Here are two quick links comparing ASP.NET MVC against Web Forms:

  1. http://weblogs.asp.net/despos/archive/2009/04/11/web-forms-vs-asp-net-mvc.aspx
  2. http://weblogs.asp.net/shijuvarghese/archive/2008/07/09/asp-net-mvc-vs-asp-net-web-form.aspx

Nothing much changes even if you are developing e-commerce application. As such, I would say ASP.NET MVC is good bet from long term perspective (better separation between concerns, simpler to test (from automation perspective) but it would involve steeper learning curve (if you are web form developer).

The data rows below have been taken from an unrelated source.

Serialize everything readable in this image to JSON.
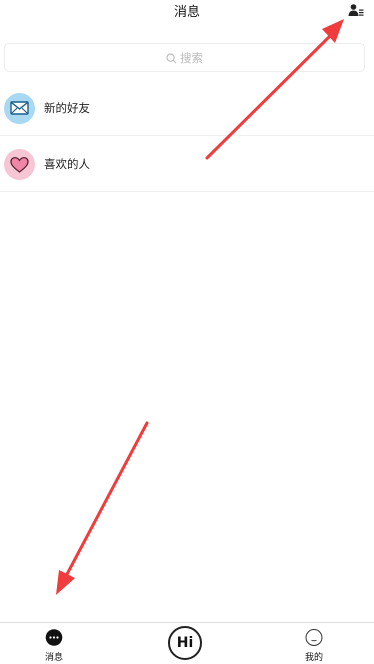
{
  "header": {
    "title": "消息",
    "contacts_icon": "contacts-list-icon"
  },
  "search": {
    "placeholder": "搜索",
    "icon": "search-icon"
  },
  "list": {
    "items": [
      {
        "label": "新的好友",
        "icon": "envelope-icon",
        "icon_bg": "#a9d8f2"
      },
      {
        "label": "喜欢的人",
        "icon": "heart-icon",
        "icon_bg": "#f6c6d4"
      }
    ]
  },
  "tabbar": {
    "tabs": [
      {
        "label": "消息",
        "icon": "chat-bubble-icon",
        "active": true
      },
      {
        "label": "Hi",
        "icon": "hi-button"
      },
      {
        "label": "我的",
        "icon": "profile-face-icon"
      }
    ]
  },
  "annotation_arrows": {
    "color": "#f03c3c",
    "count": 2
  }
}
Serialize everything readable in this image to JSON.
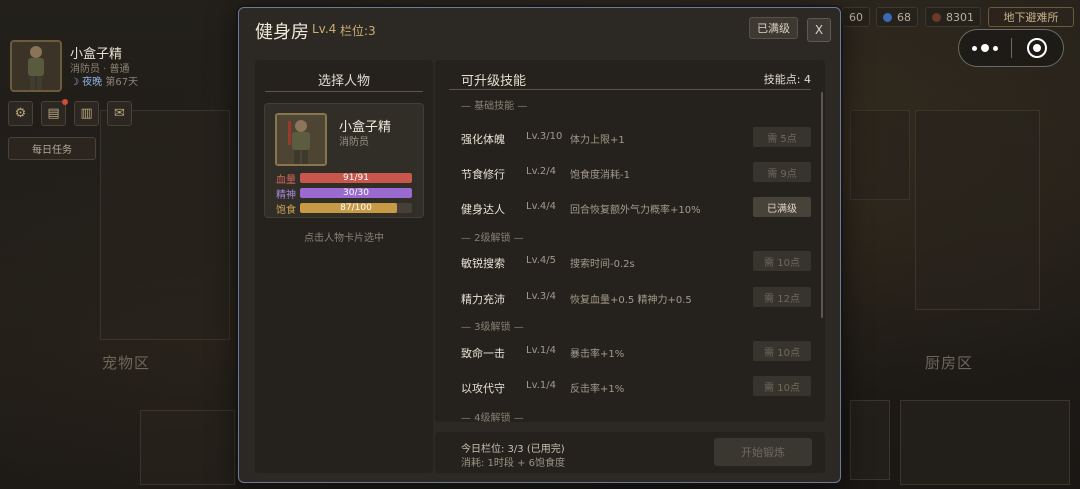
{
  "hud": {
    "player_name": "小盒子精",
    "player_sub": "消防员 · 普通",
    "time_icon": "moon-icon",
    "time_label": "夜晚",
    "day_count": "第67天",
    "daily_task_label": "每日任务",
    "res_a": "60",
    "res_b": "68",
    "res_c": "8301",
    "shelter_button": "地下避难所"
  },
  "background": {
    "zone_left": "宠物区",
    "zone_right": "厨房区"
  },
  "modal": {
    "title": "健身房",
    "level": "Lv.4",
    "slots": "栏位:3",
    "maxed_tag": "已满级",
    "close_label": "X"
  },
  "left": {
    "title": "选择人物",
    "character": {
      "name": "小盒子精",
      "role": "消防员",
      "stats": [
        {
          "label": "血量",
          "value": "91/91",
          "fraction": 1.0,
          "color": "#c9564c",
          "label_color": "#d4685c"
        },
        {
          "label": "精神",
          "value": "30/30",
          "fraction": 1.0,
          "color": "#9a6ad0",
          "label_color": "#a98ad8"
        },
        {
          "label": "饱食",
          "value": "87/100",
          "fraction": 0.87,
          "color": "#c99a45",
          "label_color": "#d0a55a"
        }
      ]
    },
    "hint": "点击人物卡片选中"
  },
  "right": {
    "title": "可升级技能",
    "skill_points": "技能点: 4",
    "sections": [
      {
        "label": "— 基础技能 —"
      },
      {
        "label": "— 2级解锁 —"
      },
      {
        "label": "— 3级解锁 —"
      },
      {
        "label": "— 4级解锁 —"
      }
    ],
    "skills": [
      {
        "name": "强化体魄",
        "level": "Lv.3/10",
        "desc": "体力上限+1",
        "button": "需 5点",
        "maxed": false
      },
      {
        "name": "节食修行",
        "level": "Lv.2/4",
        "desc": "饱食度消耗-1",
        "button": "需 9点",
        "maxed": false
      },
      {
        "name": "健身达人",
        "level": "Lv.4/4",
        "desc": "回合恢复额外气力概率+10%",
        "button": "已满级",
        "maxed": true
      },
      {
        "name": "敏锐搜索",
        "level": "Lv.4/5",
        "desc": "搜索时间-0.2s",
        "button": "需 10点",
        "maxed": false
      },
      {
        "name": "精力充沛",
        "level": "Lv.3/4",
        "desc": "恢复血量+0.5 精神力+0.5",
        "button": "需 12点",
        "maxed": false
      },
      {
        "name": "致命一击",
        "level": "Lv.1/4",
        "desc": "暴击率+1%",
        "button": "需 10点",
        "maxed": false
      },
      {
        "name": "以攻代守",
        "level": "Lv.1/4",
        "desc": "反击率+1%",
        "button": "需 10点",
        "maxed": false
      }
    ]
  },
  "footer": {
    "slots_text": "今日栏位: 3/3 (已用完)",
    "cost_text": "消耗: 1时段 + 6饱食度",
    "start_button": "开始锻炼"
  }
}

CMS is a odd choice because it would impose its own constraints - based on your requirements and site design, it can be good bet or bad bet. You can quickly build product pages using CMS - you can quickly add/update promotions etc.

VinayC
+1  A: 

Technology wise, I am a .NET developer (ASP.NET web forms)

Then go with asp.net web forms.

The questions you ask have nothing to do with what technologies you use to programming, but its design matter, good user interface, experience on web pages, e-commerce and database's.

Hint:Why create one more e-commerce when there are some open source available ? what is the different on yours ? - I do not ask for get answer, but I make the question for you, to answer to your self, what's different in yours.